‘‘Advanced live texture baking: A feature that’s most beneficial for use in real-time game engines, OctaneRender 3 supports unbiased GPU texture baking (UV or volumetric) of global illumination, spherical harmonics and 8D light fields in Unreal Engine 4 and Unity plugins.’’
Otoy is good to NOT give much detail and they are slow, I don’t expect that anytime soon but heh…it looks like a solution, unless I understood everything wrong.
Octane is a pretty good renderer and they already teased a UE4 plugin by the past!
Sorry for such a newbie question. Is this somehow different than what you can do with Bake Tools for Blender or Lightup for Sketchup for Sketchup models?
It’s not really any different than Lightmass, it could give better results, but it might take longer to build lighting and would still require lightmap UV’s. The only difference is the code behind how it calculates the lighting, not much else.
I’m pretty sure what they mean by “live” texture baking, is that the texture baking will be progressively rendered. If that is the case, and it probably is, then that is way more awesome than Lightmass. I hope the plugin comes with portal materials, and properly bakes emissive materials which Lightmass does not. Also, GPU accelerated light map baking! I’m excited to see how this turns out. Sorry for the thread necro.
finally more news about octane render 3 plugin for Ue4. Still not sure how exactly it’s gonna work tho.
‘‘We have a new developer who will be taking over the UE4 plug-in shortly, and will be integrating the Octane 3 functionality (i.e. baking) within the integrated plug-in. The idea is you can easily load an ORBX scene from Octane into UE4, with Octane handling light probes, baking and more, either live or offline.’’
It could possibly render higher quality lightmaps (might not have the lighting seams issue that Lightmass has) but it’s probably going to be much slower. Cloud GPU rendering isn’t all that useful because you’ll be very limited by the GPU memory, since the entire scene has to be loaded into memory. Most graphics cards don’t have all that much memory, the most expensive has 12GB, most have 4GB or less.
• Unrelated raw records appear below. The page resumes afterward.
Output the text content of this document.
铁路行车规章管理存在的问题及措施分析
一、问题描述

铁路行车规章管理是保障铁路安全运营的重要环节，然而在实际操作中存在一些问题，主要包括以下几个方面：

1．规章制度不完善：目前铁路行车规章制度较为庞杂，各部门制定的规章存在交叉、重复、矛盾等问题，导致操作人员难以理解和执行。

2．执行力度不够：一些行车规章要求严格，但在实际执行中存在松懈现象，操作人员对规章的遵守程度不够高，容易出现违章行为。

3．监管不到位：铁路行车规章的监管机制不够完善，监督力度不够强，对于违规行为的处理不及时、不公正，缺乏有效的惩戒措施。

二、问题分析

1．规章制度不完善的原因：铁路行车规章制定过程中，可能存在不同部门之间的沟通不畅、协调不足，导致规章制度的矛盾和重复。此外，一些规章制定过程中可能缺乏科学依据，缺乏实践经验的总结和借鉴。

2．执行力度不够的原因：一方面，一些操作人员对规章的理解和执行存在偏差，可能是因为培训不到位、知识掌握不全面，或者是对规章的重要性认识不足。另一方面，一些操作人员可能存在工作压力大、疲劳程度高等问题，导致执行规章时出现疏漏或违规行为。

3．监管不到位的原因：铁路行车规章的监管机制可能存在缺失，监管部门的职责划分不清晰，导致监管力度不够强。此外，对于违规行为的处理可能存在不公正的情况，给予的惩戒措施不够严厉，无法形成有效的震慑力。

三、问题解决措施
Doesnt it depend on which type of baking you are doing? I think baking a whole scene at once is not that great anyways, I mean the more im learning how to bake character materials from high quality renderers and other assets, the more it seems you can apply that to whole environments.
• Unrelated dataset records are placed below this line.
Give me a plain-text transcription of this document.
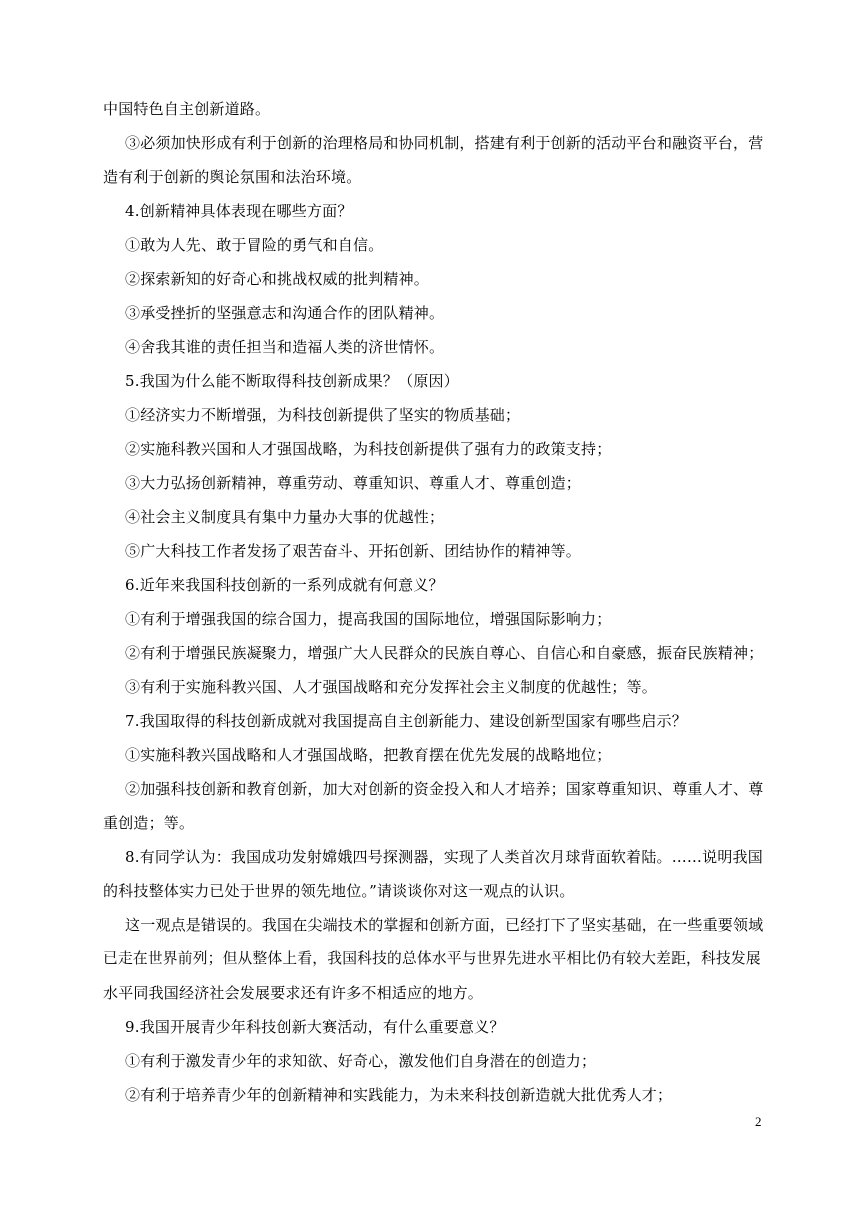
中国特色自主创新道路。
③必须加快形成有利于创新的治理格局和协同机制，搭建有利于创新的活动平台和融资平台，营
造有利于创新的舆论氛围和法治环境。
4.创新精神具体表现在哪些方面？
①敢为人先、敢于冒险的勇气和自信。
②探索新知的好奇心和挑战权威的批判精神。
③承受挫折的坚强意志和沟通合作的团队精神。
④舍我其谁的责任担当和造福人类的济世情怀。
5.我国为什么能不断取得科技创新成果？（原因）
①经济实力不断增强，为科技创新提供了坚实的物质基础；
②实施科教兴国和人才强国战略，为科技创新提供了强有力的政策支持；
③大力弘扬创新精神，尊重劳动、尊重知识、尊重人才、尊重创造；
④社会主义制度具有集中力量办大事的优越性；
⑤广大科技工作者发扬了艰苦奋斗、开拓创新、团结协作的精神等。
6.近年来我国科技创新的一系列成就有何意义？
①有利于增强我国的综合国力，提高我国的国际地位，增强国际影响力；
②有利于增强民族凝聚力，增强广大人民群众的民族自尊心、自信心和自豪感，振奋民族精神；
③有利于实施科教兴国、人才强国战略和充分发挥社会主义制度的优越性；等。
7.我国取得的科技创新成就对我国提高自主创新能力、建设创新型国家有哪些启示？
①实施科教兴国战略和人才强国战略，把教育摆在优先发展的战略地位；
②加强科技创新和教育创新，加大对创新的资金投入和人才培养；国家尊重知识、尊重人才、尊
重创造；等。
8.有同学认为：我国成功发射嫦娥四号探测器，实现了人类首次月球背面软着陆。……说明我国
的科技整体实力已处于世界的领先地位。”请谈谈你对这一观点的认识。
这一观点是错误的。我国在尖端技术的掌握和创新方面，已经打下了坚实基础，在一些重要领域
已走在世界前列；但从整体上看，我国科技的总体水平与世界先进水平相比仍有较大差距，科技发展
水平同我国经济社会发展要求还有许多不相适应的地方。
9.我国开展青少年科技创新大赛活动，有什么重要意义？
①有利于激发青少年的求知欲、好奇心，激发他们自身潜在的创造力；
②有利于培养青少年的创新精神和实践能力，为未来科技创新造就大批优秀人才；
2
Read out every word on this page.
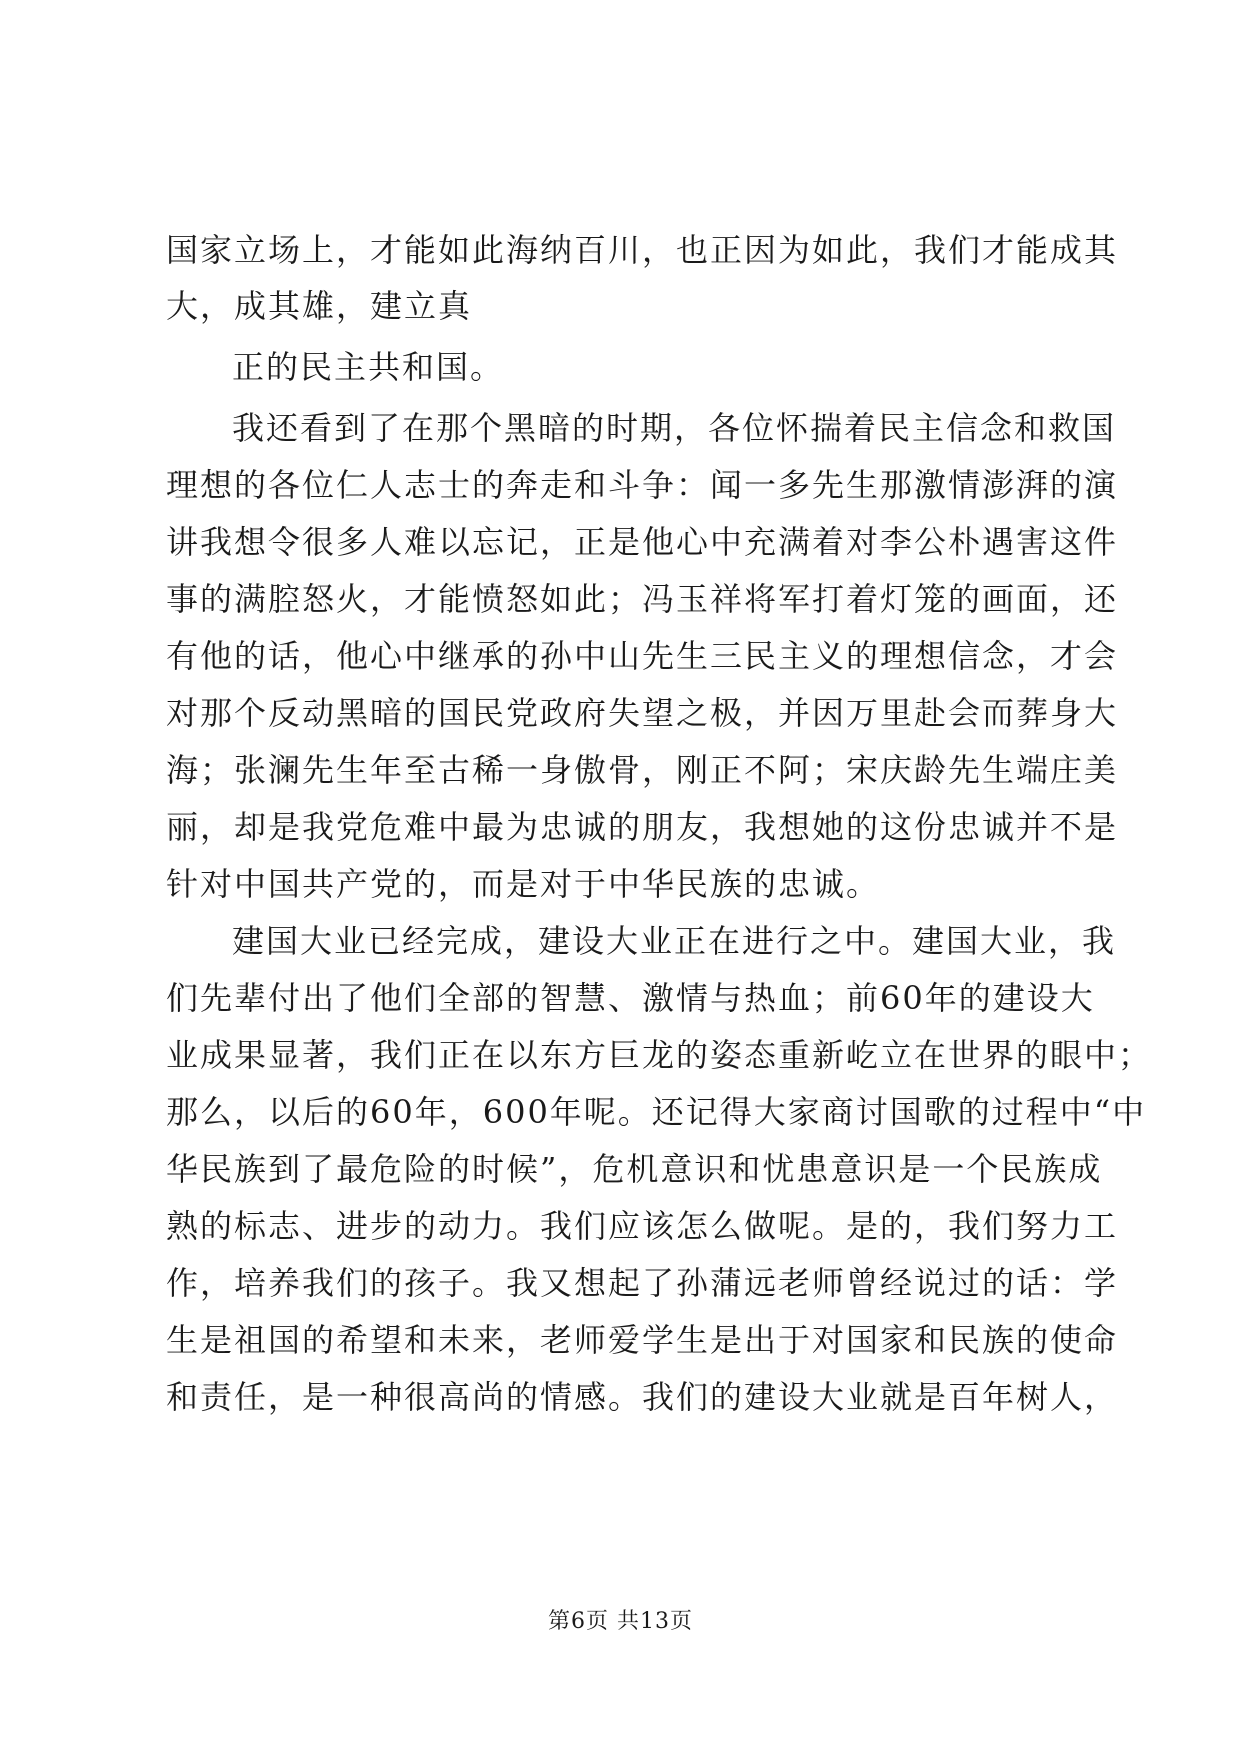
国家立场上，才能如此海纳百川，也正因为如此，我们才能成其
大，成其雄，建立真
正的民主共和国。
我还看到了在那个黑暗的时期，各位怀揣着民主信念和救国
理想的各位仁人志士的奔走和斗争：闻一多先生那激情澎湃的演
讲我想令很多人难以忘记，正是他心中充满着对李公朴遇害这件
事的满腔怒火，才能愤怒如此；冯玉祥将军打着灯笼的画面，还
有他的话，他心中继承的孙中山先生三民主义的理想信念，才会
对那个反动黑暗的国民党政府失望之极，并因万里赴会而葬身大
海；张澜先生年至古稀一身傲骨，刚正不阿；宋庆龄先生端庄美
丽，却是我党危难中最为忠诚的朋友，我想她的这份忠诚并不是
针对中国共产党的，而是对于中华民族的忠诚。
建国大业已经完成，建设大业正在进行之中。建国大业，我
们先辈付出了他们全部的智慧、激情与热血；前60年的建设大
业成果显著，我们正在以东方巨龙的姿态重新屹立在世界的眼中；
那么，以后的60年，600年呢。还记得大家商讨国歌的过程中“中
华民族到了最危险的时候”，危机意识和忧患意识是一个民族成
熟的标志、进步的动力。我们应该怎么做呢。是的，我们努力工
作，培养我们的孩子。我又想起了孙蒲远老师曾经说过的话：学
生是祖国的希望和未来，老师爱学生是出于对国家和民族的使命
和责任，是一种很高尚的情感。我们的建设大业就是百年树人，
第6页 共13页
For example- bake separate objects at separate times just to get the AO/g.i. lighting/material information from the renderer’ & export to texture the same way alot of game assets are already currently made made. Then you can modularly adjust them and put them all together in the engine with tweaks to make everything flow. Like bake the terrain first then bake your rocks and buildings separate and use the same workflow that are already doing for characters and props, no?
This wouldnt work if you want shadow info for stationary objects without dynamic lighting for example having to have trees & terrain baked together but I’m thinking of this method more for still having realtime shadows but since our current realtime g.i. solutions wont be ideal for a long time this could make that pass for us?
Octane is not a realtime lighting solution, at a very basic level it allows for a quick preview of what lighting will look like, but even with many GPU’s to render you’ll get a moment initially with lots of noise in the render so if you tried to use it in realtime it would be very noisy. Even then, you still have to load everything into graphics memory.
Well I’m not talking about realtime perhaps you must re-read my post or know more about the workflow for rendering to texture. I mean using the speed of the offline render to bake your assets just like you can bake a characters lighting & material information with mental ray into a texture, but with octane and multi gpu’s its way faster- You can bake each asset separately and then in unreal all the g.i. & lighting & everything will just be materials / textures but still look really great as if you used lightmass
You asked about it as a realtime lighting solution:
What you describe as baking textures is what Lightmass already does, in a baked lighting situation it only works with static objects, all meshes have to have lightmap UV’s and during light baking all meshes in the scene have to be loaded into memory since they affect lighting. With GPU’s you can increase rendering speed by adding more GPU’s, but it won’t matter unless your level can fit into the memory of each GPU, plus that type of renderer generally isn’t all that fast to get final results free of noise, it’s just very quick to give a good preview.
It’s more than just replacing the shadow maps, to get a full solution you need to be able to bake directional maps and there’s nothing that does that. The directional maps keep track of where the lighting is coming from so you get specular on baked lighting.